College Football Kickoff: ESPN’s Improved Line To Gain Pylon Cam, Marker Cam Systems Ready For Primetime (In the NFL, Too!)
v2.0 features improved camera optics from C360 and RF support from 3G Wireless
The dawn of a new football season brings with it another wave of innovation from the team at ESPN. The big addition to this year’s technology lineup will be the introduction of new and improved versions of the network’s Line To Gain Pylon Cams and Marker Cam (which is a camera embedded inside the top of a first down stick).
Seen on some previous College Football Playoff Semifinals and last season’s National Championship Game, both the Line To Gain Pylon and Marker Cams have gotten major facelifts this offseason elevating them from their role as purely a unique camera angle to a more effective and usable tool at the production team’s disposal.
Version 2.0 of both of these systems – which will appear each week on the featured Saturday Night college football game on ABC – contains completely new camera interiors and operating optics from specialty camera developer C360, in addition to bolstered RF capabilities from 3G Wireless (making them free of cabling and easy to move around). Both provide clear and unique views directly down either the line of scrimmage, the first down yard to gain, or even the goal line (depending on where it’s set up) and offer far more flexibility on the replay front.
“These cameras are improved in really dramatic ways,” says ESPN senior coordinating producer Ed Placey, who also assumed the role of Content Innovation Lead earlier this year. “We have full pan, zoom, tilt optics from the pylons that, to this point, had been unheard of. It took managing the size and other moving parts but this allows you to follow the action, do isos on receivers, and, also, its an internal replay system, which they had [available in the past] but it was really a last resort as a backup. Now its front and center with an immediate rewind and reframe to the action that plays right to air while you are managing the optics live. It’s a bit unprecedented, honestly.”
When this system is in use, ESPN will also continue to deploy its goal-line pylon cams meaning that there could be anywhere from 6-10 pylon camera units on a marquee game (Placey gets a good laugh out of this fact). Plus, ESPN is keeping a couple of original versions of this system in rotation, using v1.0s on the featured Saturday primetime games that air on both ESPN and the SEC Network.
In a separate major development, ESPN also gained full approval from the NFL earlier this week to use the new versions of both the Line To Gain Pylon Cams and Marker Cam every week on Monday Night Football. ESPN has been hoping to prove out the value and effectiveness of these systems to the NFL over the past couple of years and those efforts have finally born fruit. A couple of test deployments on a pair of preseason games this month helped seal the deal.
Back to college football, this weekend’s coverage of Week 1 is fully loaded. In fact, when combining with last weekend’s Week 0 (which garnered more attention this year thanks to a College GameDay production at Walt Disney World and a marquee opening matchup between Miami and Florida in Orlando), ESPN will be producing 35 combined collegiate (and high school) telecasts over seven platforms.
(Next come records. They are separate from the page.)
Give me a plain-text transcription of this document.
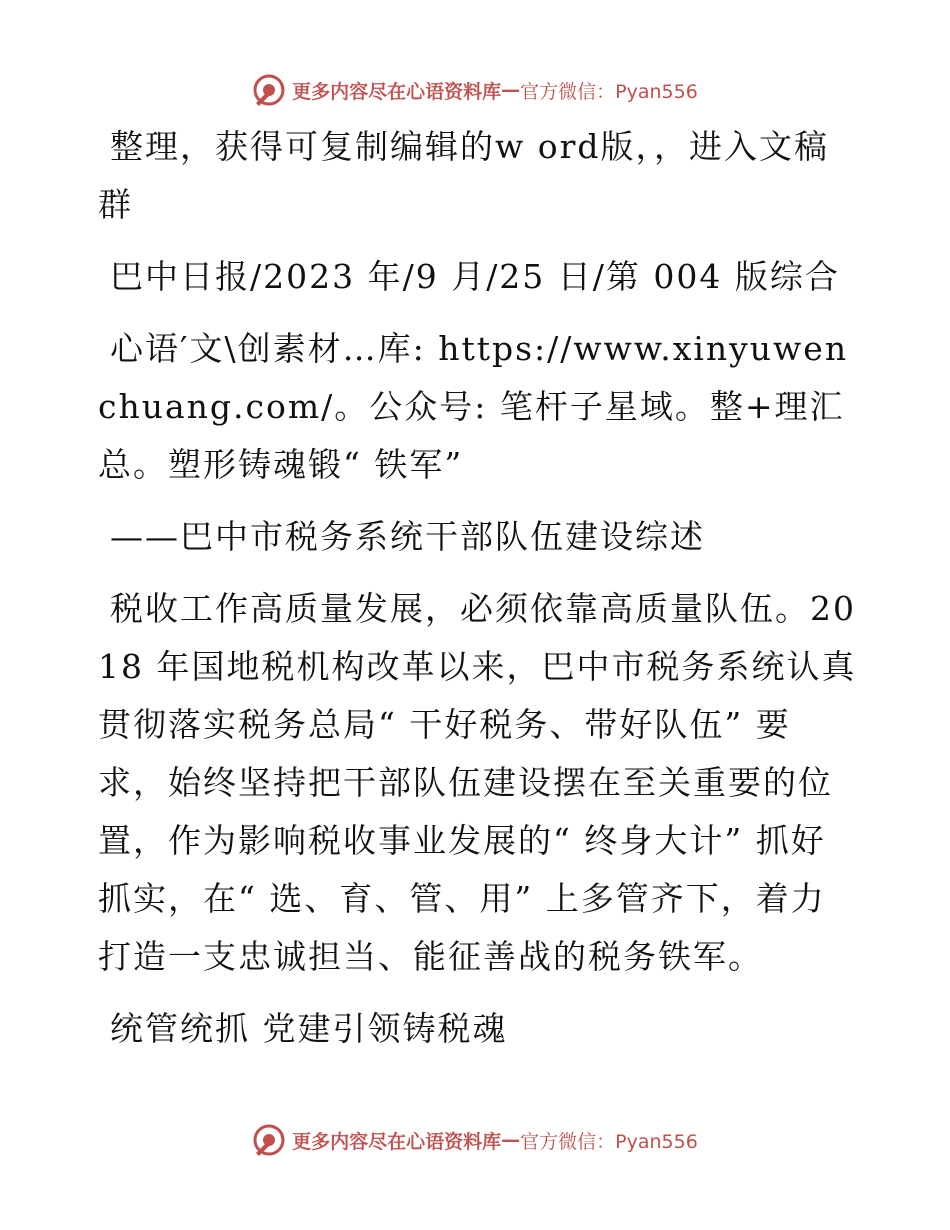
更多内容尽在心语资料库 — 官方微信：Pyan556

整理，获得可复制编辑的w ord版，，进入文稿群

巴中日报/2023 年/9 月/25 日/第 004 版综合

心语′文\创素材…库: https://www.xinyuwenchuang.com/。公众号: 笔杆子星域。整+理汇总。塑形铸魂锻“ 铁军”

——巴中市税务系统干部队伍建设综述

税收工作高质量发展，必须依靠高质量队伍。2018 年国地税机构改革以来，巴中市税务系统认真贯彻落实税务总局“ 干好税务、带好队伍” 要求，始终坚持把干部队伍建设摆在至关重要的位置，作为影响税收事业发展的“ 终身大计” 抓好抓实，在“ 选、育、管、用” 上多管齐下，着力打造一支忠诚担当、能征善战的税务铁军。

统管统抓 党建引领铸税魂

更多内容尽在心语资料库 — 官方微信：Pyan556
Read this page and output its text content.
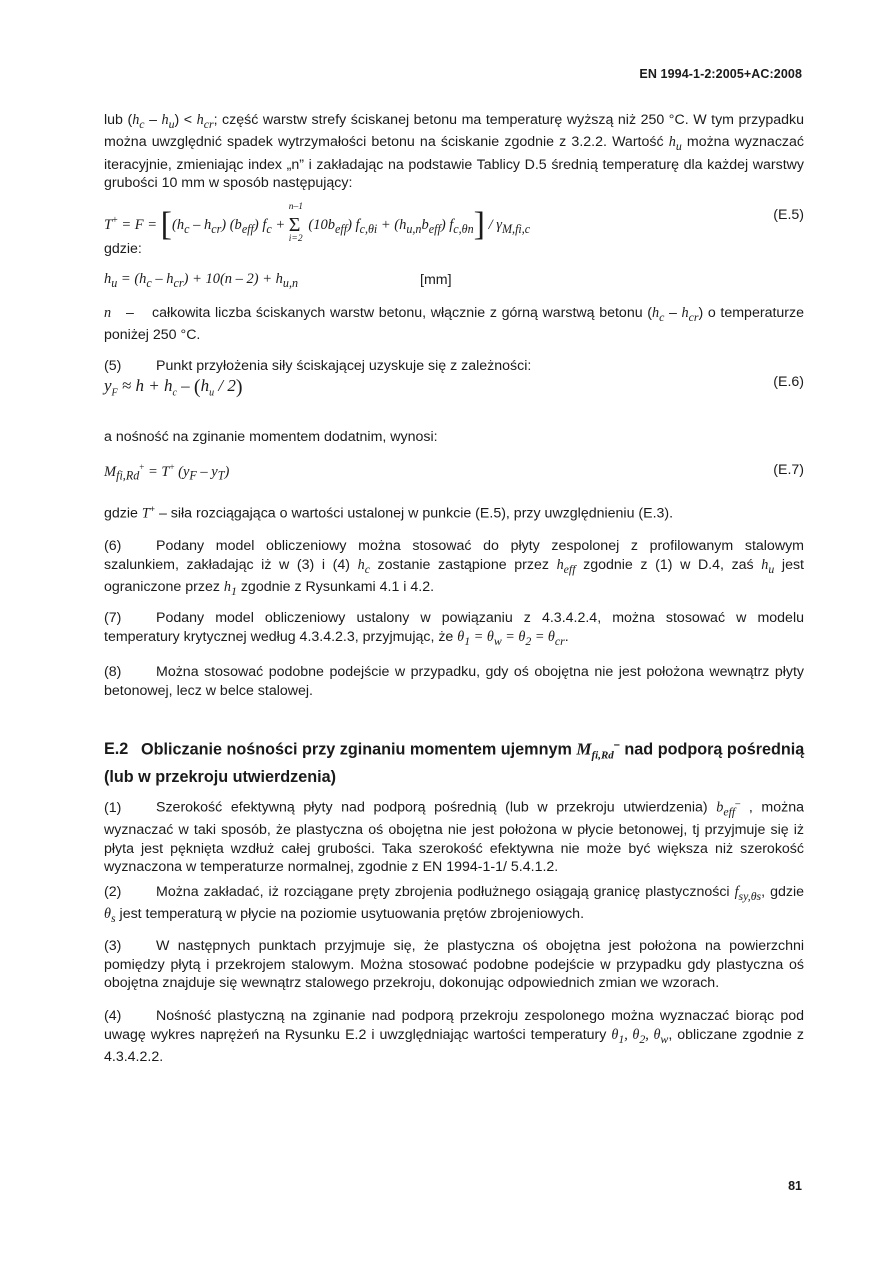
EN 1994-1-2:2005+AC:2008
lub $(h_c - h_u) < h_{cr}$; część warstw strefy ściskanej betonu ma temperaturę wyższą niż 250 °C. W tym przypadku można uwzględnić spadek wytrzymałości betonu na ściskanie zgodnie z 3.2.2. Wartość $h_u$ można wyznaczać iteracyjnie, zmieniając index „n” i zakładając na podstawie Tablicy D.5 średnią temperaturę dla każdej warstwy grubości 10 mm w sposób następujący:
$T^+ = F = [(h_c - h_{cr})$ $(b_{eff}) f_c$ +
n–1
Σ
i=2
$(10b_{eff}) f_{c,\theta i} + (h_{u,n}b_{eff})$ $f_{c,\theta n}] / \gamma_{M,fi,c}$
(E.5)
gdzie:
$h_u = (h_c - h_{cr}) + 10(n - 2) + h_{u,n}$	[mm]
n – całkowita liczba ściskanych warstw betonu, włącznie z górną warstwą betonu $(h_c - h_{cr})$ o temperaturze poniżej 250 °C.
(5) Punkt przyłożenia siły ściskającej uzyskuje się z zależności:
$y_F \approx h + h_c - (h_u / 2)$	(E.6)
a nośność na zginanie momentem dodatnim, wynosi:
$M_{fi,Rd}^+ = T^+$ $(y_F - y_T)$	(E.7)
gdzie T+ – siła rozciągająca o wartości ustalonej w punkcie (E.5), przy uwzględnieniu (E.3).
(6) Podany model obliczeniowy można stosować do płyty zespolonej z profilowanym stalowym szalunkiem, zakładając iż w (3) i (4) $h_c$ zostanie zastąpione przez $h_{eff}$ zgodnie z (1) w D.4, zaś $h_u$ jest ograniczone przez $h_1$ zgodnie z Rysunkami 4.1 i 4.2.
(7) Podany model obliczeniowy ustalony w powiązaniu z 4.3.4.2.4, można stosować w modelu temperatury krytycznej według 4.3.4.2.3, przyjmując, że $\theta_1 = \theta_w = \theta_2 = \theta_{cr}$.
(8) Można stosować podobne podejście w przypadku, gdy oś obojętna nie jest położona wewnątrz płyty betonowej, lecz w belce stalowej.
E.2 Obliczanie nośności przy zginaniu momentem ujemnym $M_{fi,Rd}^-$ nad podporą pośrednią (lub w przekroju utwierdzenia)
(1) Szerokość efektywną płyty nad podporą pośrednią (lub w przekroju utwierdzenia) $b_{eff}^-$ , można wyznaczać w taki sposób, że plastyczna oś obojętna nie jest położona w płycie betonowej, tj przyjmuje się iż płyta jest pęknięta wzdłuż całej grubości. Taka szerokość efektywna nie może być większa niż szerokość wyznaczona w temperaturze normalnej, zgodnie z EN 1994-1-1/ 5.4.1.2.
(2) Można zakładać, iż rozciągane pręty zbrojenia podłużnego osiągają granicę plastyczności $f_{sy,\theta s}$, gdzie $\theta_s$ jest temperaturą w płycie na poziomie usytuowania prętów zbrojeniowych.
(3) W następnych punktach przyjmuje się, że plastyczna oś obojętna jest położona na powierzchni pomiędzy płytą i przekrojem stalowym. Można stosować podobne podejście w przypadku gdy plastyczna oś obojętna znajduje się wewnątrz stalowego przekroju, dokonując odpowiednich zmian we wzorach.
(4) Nośność plastyczną na zginanie nad podporą przekroju zespolonego można wyznaczać biorąc pod uwagę wykres naprężeń na Rysunku E.2 i uwzględniając wartości temperatury $\theta_1$, $\theta_2$, $\theta_w$, obliczane zgodnie z 4.3.4.2.2.
81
It will total up to about 200 hours of football programming across the ESPN linear family by the time Monday night is all said and done. With that, ESPN crews will have deployed 27 different mobile production units from seven different truck vendors to 27 college/high school fields and eight NFL stadiums.
“The sheer volume that we are offering fans this first weekend is extraordinary,” says John LaChance, Director, Remote Production Operations for ESPN. “To see and hear all those collective numbers to kick-off the college football season is both impressive and a bit humbling. It’s certainly a large group effort touching every aspect and group within our department and it’s a partnership with our production colleagues. For one, I’m very proud of our college football team and the combined effort of all involved.”
On an infrastructure note, proprietary and third party fiber infrastructure will be used to support nearly half of those games while the remaining shows will be supported by delivery over IP and traditional satellite uplink trucks.
All in all, more than 1,000 remote technicians, vendors, and utilities, along with more than 60 remote-operations–management personnel, will be involved in what promises to be a frenetic opening week across college football.